SANGUE – Pippo Delbono
L’Aquila, distrutta dal terremoto, silenziosa e vuota, dimenticata dallo stato. Questo è l’incipit (discutibile) di Sangue, un viaggio in auto con Giovanni Senzani, uno strano incontro tra due persone così diverse, accomunate dai sentimenti provati l’uno verso la mamma, l’altro verso la moglie.
Giovanni Senzani, coinvolto nelle B.R., è un personaggio schietto, cinico, che con naturalezza risponde alle domande più o meno intime del compagno di viaggio. I due hanno in comune più di quanto il regista potesse immaginare all’inizio del documentario, infatti, partita l’idea di un docufilm sulla vita di Sanzani, le donne più importanti per la vita di entrambi i protagonisti vengono a mancare. Difficile per il regista tener fuori dal suo documento un tale dolore, tanto più se si tiene conto che spesso Pippo Delbono ha fatto della propria vita parte primaria delle opere stesse. Senzani ha perso la moglie, una donna forte, che respingeva le idee del marito, profondamente cattolica, non ne condivideva le ideologie ma che, nonostante 23 ani di prigionia, non ha mai abbandonato il consorte. Dall’altro lato c’è Delbono che, in una sconcertante contemporaneità, perde la madre.
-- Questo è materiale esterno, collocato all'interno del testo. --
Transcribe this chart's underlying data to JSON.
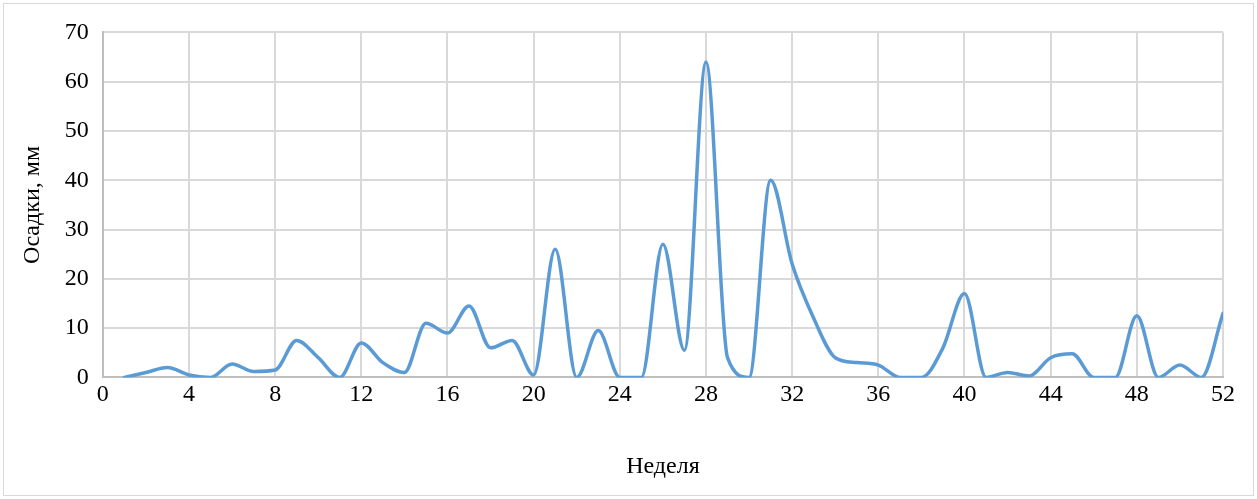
{
  "chart_data": {
    "type": "line",
    "xlabel": "Неделя",
    "ylabel": "Осадки, мм",
    "x": [
      1,
      2,
      3,
      4,
      5,
      6,
      7,
      8,
      9,
      10,
      11,
      12,
      13,
      14,
      15,
      16,
      17,
      18,
      19,
      20,
      21,
      22,
      23,
      24,
      25,
      26,
      27,
      28,
      29,
      30,
      31,
      32,
      33,
      34,
      35,
      36,
      37,
      38,
      39,
      40,
      41,
      42,
      43,
      44,
      45,
      46,
      47,
      48,
      49,
      50,
      51,
      52
    ],
    "series": [
      {
        "color": "#5b9bd5",
        "values": [
          0,
          1,
          2,
          0.5,
          0,
          2.7,
          1.2,
          1.5,
          7.5,
          4,
          0,
          7,
          3,
          1,
          11,
          9,
          14.5,
          6,
          7.5,
          0.5,
          26,
          0,
          9.5,
          0,
          0,
          27,
          5.5,
          64,
          4,
          0,
          40,
          23,
          12,
          4,
          3,
          2.5,
          0,
          0,
          6,
          17,
          0,
          1,
          0.3,
          4,
          4.8,
          0,
          0,
          12.5,
          0,
          2.5,
          0,
          13
        ]
      }
    ],
    "xlim": [
      0,
      52
    ],
    "xticks": [
      0,
      4,
      8,
      12,
      16,
      20,
      24,
      28,
      32,
      36,
      40,
      44,
      48,
      52
    ],
    "ylim": [
      0,
      70
    ],
    "yticks": [
      0,
      10,
      20,
      30,
      40,
      50,
      60,
      70
    ],
    "grid": true,
    "marker": "none",
    "line_style": "solid"
  }
}
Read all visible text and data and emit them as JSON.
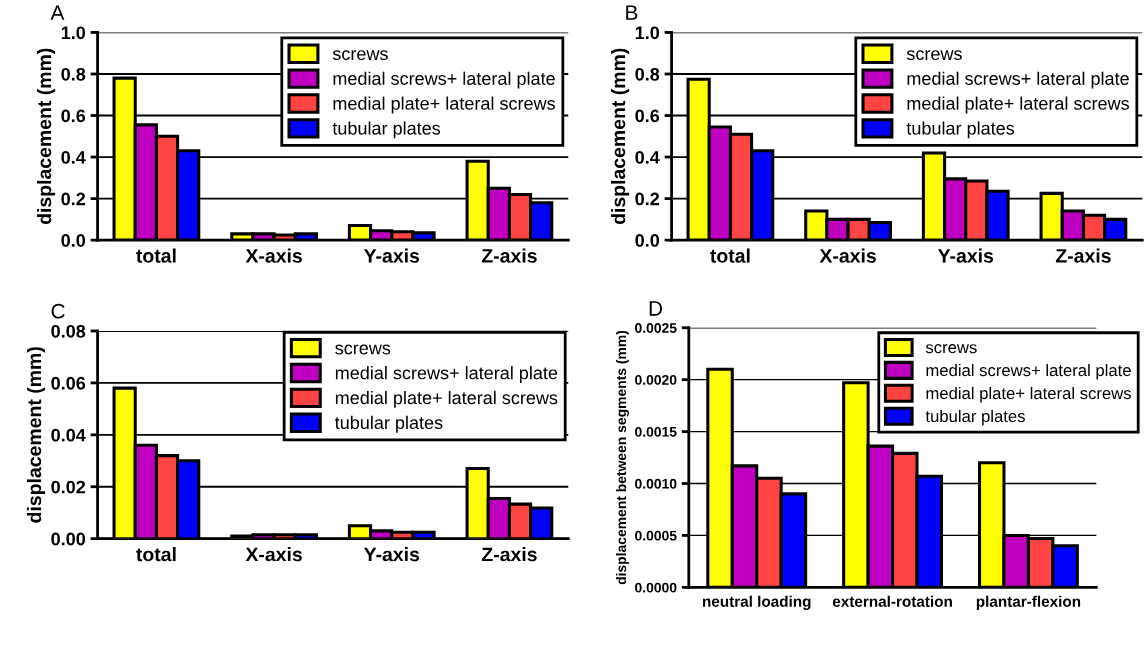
{
  "chart_data": [
    {
      "type": "bar",
      "title": "A",
      "ylabel": "displacement (mm)",
      "categories": [
        "total",
        "X-axis",
        "Y-axis",
        "Z-axis"
      ],
      "series": [
        {
          "name": "screws",
          "color": "#ffff00",
          "values": [
            0.78,
            0.03,
            0.07,
            0.38
          ]
        },
        {
          "name": "medial screws+ lateral plate",
          "color": "#c000c0",
          "values": [
            0.555,
            0.03,
            0.045,
            0.25
          ]
        },
        {
          "name": "medial plate+ lateral screws",
          "color": "#ff4444",
          "values": [
            0.5,
            0.025,
            0.04,
            0.22
          ]
        },
        {
          "name": "tubular plates",
          "color": "#0000ff",
          "values": [
            0.43,
            0.03,
            0.035,
            0.18
          ]
        }
      ],
      "ylim": [
        0,
        1.0
      ],
      "yticks": [
        {
          "value": 0,
          "label": "0.0"
        },
        {
          "value": 0.2,
          "label": "0.2"
        },
        {
          "value": 0.4,
          "label": "0.4"
        },
        {
          "value": 0.6,
          "label": "0.6"
        },
        {
          "value": 0.8,
          "label": "0.8"
        },
        {
          "value": 1.0,
          "label": "1.0"
        }
      ],
      "grid": "y",
      "legend": "top right"
    },
    {
      "type": "bar",
      "title": "B",
      "ylabel": "displacement (mm)",
      "categories": [
        "total",
        "X-axis",
        "Y-axis",
        "Z-axis"
      ],
      "series": [
        {
          "name": "screws",
          "color": "#ffff00",
          "values": [
            0.775,
            0.14,
            0.42,
            0.225
          ]
        },
        {
          "name": "medial screws+ lateral plate",
          "color": "#c000c0",
          "values": [
            0.545,
            0.1,
            0.295,
            0.14
          ]
        },
        {
          "name": "medial plate+ lateral screws",
          "color": "#ff4444",
          "values": [
            0.51,
            0.1,
            0.285,
            0.12
          ]
        },
        {
          "name": "tubular plates",
          "color": "#0000ff",
          "values": [
            0.43,
            0.085,
            0.235,
            0.1
          ]
        }
      ],
      "ylim": [
        0,
        1.0
      ],
      "yticks": [
        {
          "value": 0,
          "label": "0.0"
        },
        {
          "value": 0.2,
          "label": "0.2"
        },
        {
          "value": 0.4,
          "label": "0.4"
        },
        {
          "value": 0.6,
          "label": "0.6"
        },
        {
          "value": 0.8,
          "label": "0.8"
        },
        {
          "value": 1.0,
          "label": "1.0"
        }
      ],
      "grid": "y",
      "legend": "top right"
    },
    {
      "type": "bar",
      "title": "C",
      "ylabel": "displacement (mm)",
      "categories": [
        "total",
        "X-axis",
        "Y-axis",
        "Z-axis"
      ],
      "series": [
        {
          "name": "screws",
          "color": "#ffff00",
          "values": [
            0.058,
            0.001,
            0.005,
            0.027
          ]
        },
        {
          "name": "medial screws+ lateral plate",
          "color": "#c000c0",
          "values": [
            0.036,
            0.0015,
            0.003,
            0.0155
          ]
        },
        {
          "name": "medial plate+ lateral screws",
          "color": "#ff4444",
          "values": [
            0.032,
            0.0015,
            0.0025,
            0.0133
          ]
        },
        {
          "name": "tubular plates",
          "color": "#0000ff",
          "values": [
            0.03,
            0.0015,
            0.0025,
            0.0118
          ]
        }
      ],
      "ylim": [
        0,
        0.08
      ],
      "yticks": [
        {
          "value": 0,
          "label": "0.00"
        },
        {
          "value": 0.02,
          "label": "0.02"
        },
        {
          "value": 0.04,
          "label": "0.04"
        },
        {
          "value": 0.06,
          "label": "0.06"
        },
        {
          "value": 0.08,
          "label": "0.08"
        }
      ],
      "grid": "y",
      "legend": "top right"
    },
    {
      "type": "bar",
      "title": "D",
      "ylabel": "displacement between segments (mm)",
      "categories": [
        "neutral loading",
        "external-rotation",
        "plantar-flexion"
      ],
      "series": [
        {
          "name": "screws",
          "color": "#ffff00",
          "values": [
            0.0021,
            0.00197,
            0.0012
          ]
        },
        {
          "name": "medial screws+ lateral plate",
          "color": "#c000c0",
          "values": [
            0.00117,
            0.00136,
            0.0005
          ]
        },
        {
          "name": "medial plate+ lateral screws",
          "color": "#ff4444",
          "values": [
            0.00105,
            0.00129,
            0.00047
          ]
        },
        {
          "name": "tubular plates",
          "color": "#0000ff",
          "values": [
            0.0009,
            0.00107,
            0.0004
          ]
        }
      ],
      "ylim": [
        0,
        0.0025
      ],
      "yticks": [
        {
          "value": 0,
          "label": "0.0000"
        },
        {
          "value": 0.0005,
          "label": "0.0005"
        },
        {
          "value": 0.001,
          "label": "0.0010"
        },
        {
          "value": 0.0015,
          "label": "0.0015"
        },
        {
          "value": 0.002,
          "label": "0.0020"
        },
        {
          "value": 0.0025,
          "label": "0.0025"
        }
      ],
      "grid": "y",
      "legend": "top right"
    }
  ]
}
I dialoghi si susseguono, vediamo la stessa madre nei giorni subito precedenti alla dipartita, uno stralcio di vita infinito, per il regista eterno. Sangue è un docufilm controverso, che ha destato non poche polemiche per la presenza del brigatista ma che, guardato nella giusta prospettiva, si fonde con un episodio della vita del regista, col suo dolore, con la sua solitudine. Delbono stesso, infatti, afferma di aver portato a termine il film inserendo la morte della madre per poterla in un certo senso guardare, accettarla, per poter superare il dolore, per poter in qualche modo risanare un’anima colpita.
Sangue risulta essere un film delicato ma pesante, girato con tutte le limitatezze di un telefonino, così come nello stile di Delbono, Nonostante la gravità dei temi, è difficile non superare il mio cinismo e non storcere il naso. È vero che ognuno vive il dolore in modo personale, ma la natura intima e intimistica di questo lunghissimo film non può che risultare snervante. Altro elemento urticante è la presenza del centro sventrato della città, L’Aquila, eretta a simbolo: orfana del suo stato come orfano è il regista. Città che appartiene a Delbono come a qualsiasi italiano, L’Aquila viene qui identificata con la morte della madre, raggiungendo un paragone fuori luogo e poco rispettoso per chi ha perso la vita in giovane età tra le macerie, per esempio, rispetto a chi è morto in età avanzata nella tranquillità della propria casa. Non a caso sono piovute in testa a Delbono accuse di mercimonio.